It’s no secret that consumers want an alternative to cable. Even heavyweight HBO has responded to the call, announcing earlier this year that they will launch an a la carte digital service in 2015 (details pending). Sister channel Cinemax will likely leverage the platform, and competition will follow in short order.
Although an everything on-demand world is amazing for the instant gratification the Internet has provided, it requires a significantly different way of thinking about programming. It’s a great benefit that we no longer have to know a program schedule (or set a DVR to record a whole season, etc.), but all these channels we want on an a la carte basis are dependent on some kind of hardware to deliver them to your television, and the agenda of the hardware manufacturers is where some important issues arise for the consumer.

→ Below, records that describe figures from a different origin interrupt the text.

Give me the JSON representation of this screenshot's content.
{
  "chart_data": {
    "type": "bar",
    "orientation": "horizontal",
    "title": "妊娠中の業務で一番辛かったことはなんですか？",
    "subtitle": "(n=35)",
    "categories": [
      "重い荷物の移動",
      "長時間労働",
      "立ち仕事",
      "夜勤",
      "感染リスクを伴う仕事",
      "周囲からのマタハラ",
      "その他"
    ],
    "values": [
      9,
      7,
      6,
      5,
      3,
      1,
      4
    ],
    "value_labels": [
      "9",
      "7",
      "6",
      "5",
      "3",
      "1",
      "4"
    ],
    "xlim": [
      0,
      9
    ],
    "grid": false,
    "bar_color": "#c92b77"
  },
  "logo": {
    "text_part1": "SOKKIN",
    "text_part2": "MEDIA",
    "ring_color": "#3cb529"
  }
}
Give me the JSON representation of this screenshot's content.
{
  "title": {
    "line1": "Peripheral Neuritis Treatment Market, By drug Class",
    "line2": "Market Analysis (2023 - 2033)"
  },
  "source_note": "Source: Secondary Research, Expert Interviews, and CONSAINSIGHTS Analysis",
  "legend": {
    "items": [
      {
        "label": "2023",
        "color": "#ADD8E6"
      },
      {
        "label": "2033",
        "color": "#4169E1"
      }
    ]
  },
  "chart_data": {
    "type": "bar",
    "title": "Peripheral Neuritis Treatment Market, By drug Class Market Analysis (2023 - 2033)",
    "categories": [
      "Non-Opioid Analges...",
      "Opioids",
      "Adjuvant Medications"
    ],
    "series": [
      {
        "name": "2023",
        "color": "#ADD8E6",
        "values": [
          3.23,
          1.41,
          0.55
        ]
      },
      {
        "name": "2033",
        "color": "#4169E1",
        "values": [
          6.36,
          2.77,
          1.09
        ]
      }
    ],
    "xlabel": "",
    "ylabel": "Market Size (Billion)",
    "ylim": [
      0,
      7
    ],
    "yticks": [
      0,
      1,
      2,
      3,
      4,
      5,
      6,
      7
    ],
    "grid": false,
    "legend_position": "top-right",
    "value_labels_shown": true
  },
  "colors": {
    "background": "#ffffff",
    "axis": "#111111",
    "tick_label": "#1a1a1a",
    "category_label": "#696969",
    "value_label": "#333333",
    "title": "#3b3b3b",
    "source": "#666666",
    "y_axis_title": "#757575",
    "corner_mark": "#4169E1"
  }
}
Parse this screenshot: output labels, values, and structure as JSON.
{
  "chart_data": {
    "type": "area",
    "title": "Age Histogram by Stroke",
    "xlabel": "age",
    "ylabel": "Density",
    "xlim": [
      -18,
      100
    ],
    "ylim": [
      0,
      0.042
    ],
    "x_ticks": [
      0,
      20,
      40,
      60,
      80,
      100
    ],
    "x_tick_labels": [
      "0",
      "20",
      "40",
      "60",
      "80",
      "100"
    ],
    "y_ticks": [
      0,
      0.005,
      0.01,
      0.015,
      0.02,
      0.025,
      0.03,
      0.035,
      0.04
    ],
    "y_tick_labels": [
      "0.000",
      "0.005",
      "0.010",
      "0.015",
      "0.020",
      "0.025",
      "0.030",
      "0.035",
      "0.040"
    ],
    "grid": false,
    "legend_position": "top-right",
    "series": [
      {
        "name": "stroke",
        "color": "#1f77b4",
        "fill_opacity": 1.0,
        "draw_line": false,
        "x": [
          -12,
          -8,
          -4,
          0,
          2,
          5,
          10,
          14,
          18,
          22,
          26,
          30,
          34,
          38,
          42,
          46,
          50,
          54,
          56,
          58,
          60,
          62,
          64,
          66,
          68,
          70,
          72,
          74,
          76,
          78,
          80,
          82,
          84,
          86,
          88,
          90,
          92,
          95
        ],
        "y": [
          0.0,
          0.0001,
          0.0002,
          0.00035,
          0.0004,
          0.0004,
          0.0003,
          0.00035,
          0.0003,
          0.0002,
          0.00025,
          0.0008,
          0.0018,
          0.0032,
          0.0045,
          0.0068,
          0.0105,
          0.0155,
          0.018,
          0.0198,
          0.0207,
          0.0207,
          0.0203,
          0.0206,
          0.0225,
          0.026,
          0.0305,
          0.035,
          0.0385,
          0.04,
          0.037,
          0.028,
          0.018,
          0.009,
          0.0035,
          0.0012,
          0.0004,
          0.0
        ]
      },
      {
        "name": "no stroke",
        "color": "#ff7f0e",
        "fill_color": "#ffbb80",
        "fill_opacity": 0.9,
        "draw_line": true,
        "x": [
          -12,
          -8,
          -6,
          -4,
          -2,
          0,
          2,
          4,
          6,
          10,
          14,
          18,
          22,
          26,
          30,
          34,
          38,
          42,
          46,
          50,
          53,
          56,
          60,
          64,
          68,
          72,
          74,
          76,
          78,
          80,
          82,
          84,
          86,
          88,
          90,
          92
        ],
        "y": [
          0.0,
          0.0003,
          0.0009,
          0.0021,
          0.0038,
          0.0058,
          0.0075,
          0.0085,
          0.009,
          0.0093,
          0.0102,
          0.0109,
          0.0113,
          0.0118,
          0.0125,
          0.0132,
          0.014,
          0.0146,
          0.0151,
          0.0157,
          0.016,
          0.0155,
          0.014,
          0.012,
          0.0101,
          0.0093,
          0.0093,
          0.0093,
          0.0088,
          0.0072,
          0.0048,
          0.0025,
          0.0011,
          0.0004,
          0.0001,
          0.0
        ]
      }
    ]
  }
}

On the surface, the aesthetic interface of all these devices (Amazon Fire TV, Apple TV, Roku, etc.*) is very similar. Channels represented by square-ish buttons, which reveal scrolling bands containing that channel’s content, etc. Scratching beneath this mostly interchangeable veneer reveals some pretty drastic user experience implications based on the business model of the device manufacturer:
Amazon Fire TV: By design, this is another Amazon cash register designed to get you to all things Amazon first. Despite the box implying that there’s a ready-to-go suite of 3rd party channels (e.g. Hulu, Netflix, Showtime, etc.), you have to find and download them. This isn’t difficult, but they are buried in the “Apps” menu… hardly the most obvious place to look for what people currently think of as a TV channel. Once added, they become part of a seemingly useful “most recent” band of items near the top of the screen, but in a world of on-demand, how relevant is the last channel viewed being at the top? There’s also a top-level search on the Fire TV, which was initially promising, but searching for “Homeland” only reveals purchase options via Amazon, a complete miss from a Showtime subscriber’s perspective.
Apple TV: Not surprisingly, Apple TV is centered around their iTunes ecosystem. True to form, they also control what third party services and channels are available on deck, and their order. As a long-time Apple user, I’m not going to debate Apple’s control of what’s on their devices, but controlling the order certainly cripples and for some probably kills the user experience. The problem is that the order is clearly the result of business deals, not a focus on users (e.g. channels or services individuals don’t subscribe to or care about should be removable, or at least moveable to the bottom). The only presumable benefit of a dictated order is that one becomes familiar with what channel is where, but that starts to feel like a one-size-fits-all cable lineup, not like any of Apple TV’s iOS sister products.
Roku: Until the supreme court ruling against Aereo, Roku was probably the lead contender for actually being able to cut the cord and not look back. Roku is the most flexible of the three, with literally 1000s of services and channels that include pretty much everything except iTunes. Granted, nobody would need more than a couple of dozen on the high side. And while M-GO has prime placement for movies because of a revenue share deal, even that doesn’t box a consumer in. One of the nicest feature is Roku’s top-level search, which actually looks across all subscribed services and channels (in addition to M-GO), and gives results that include the cost from each. The order of the channels is also editable, which is useful since most of us are, ultimately, creatures of habit.
A key (theoretical) benefit of cord-cutting from a consumer perspective is the ability to quickly find and watch desired content which, likely to the distaste of individual channels and services, isn’t led by a channel’s brand. Although it’s early in the game, what’s happening so far is more akin to trading out a cable subscription for a device whose manufacturer has their own “me first” content agenda appended with a la carte services. Using the “Homeland” example above, what matters to a consumer is that they are able to get to the content intelligently from the top level of their device of choice, not have to navigate to it by channel hierarchy or pay for it again if they already subscribe to Showtime.
To some degree, there is a parallel to how the music industry responded to the (pre-Napster) wild west days of web 1.0. Record labels thought they could go direct to consumer by delivering music online, bypassing retail record stores. It didn’t work because even a band’s biggest fans don’t typically know what label they are on. The difference here is that the channels are being delivered by third-party devices that still choose to organize content primarily by channel. To be clear, it would be foolish to lose channel branding entirely, but it is becoming less primary and should evolve into an optional organizational method for consumers that lives somewhere underneath a global search-based design.
Unfortunately, as channels begin to offer a la carte subscriptions independent of cable subscriptions in 2015, the main user experience change cord cutters are likely to see is a separate bill for each service and channel. This is for two reasons: there’s a hard cost in device manufacturers aggregating subscriptions (which will have consumers crying foul in no time), and there’s a conflict of interest with each hardware manufacturer’s content ecosystem.
* Google Chromecast was intentionally left out, not to imply it isn’t a significant player, but because I haven’t personally used one.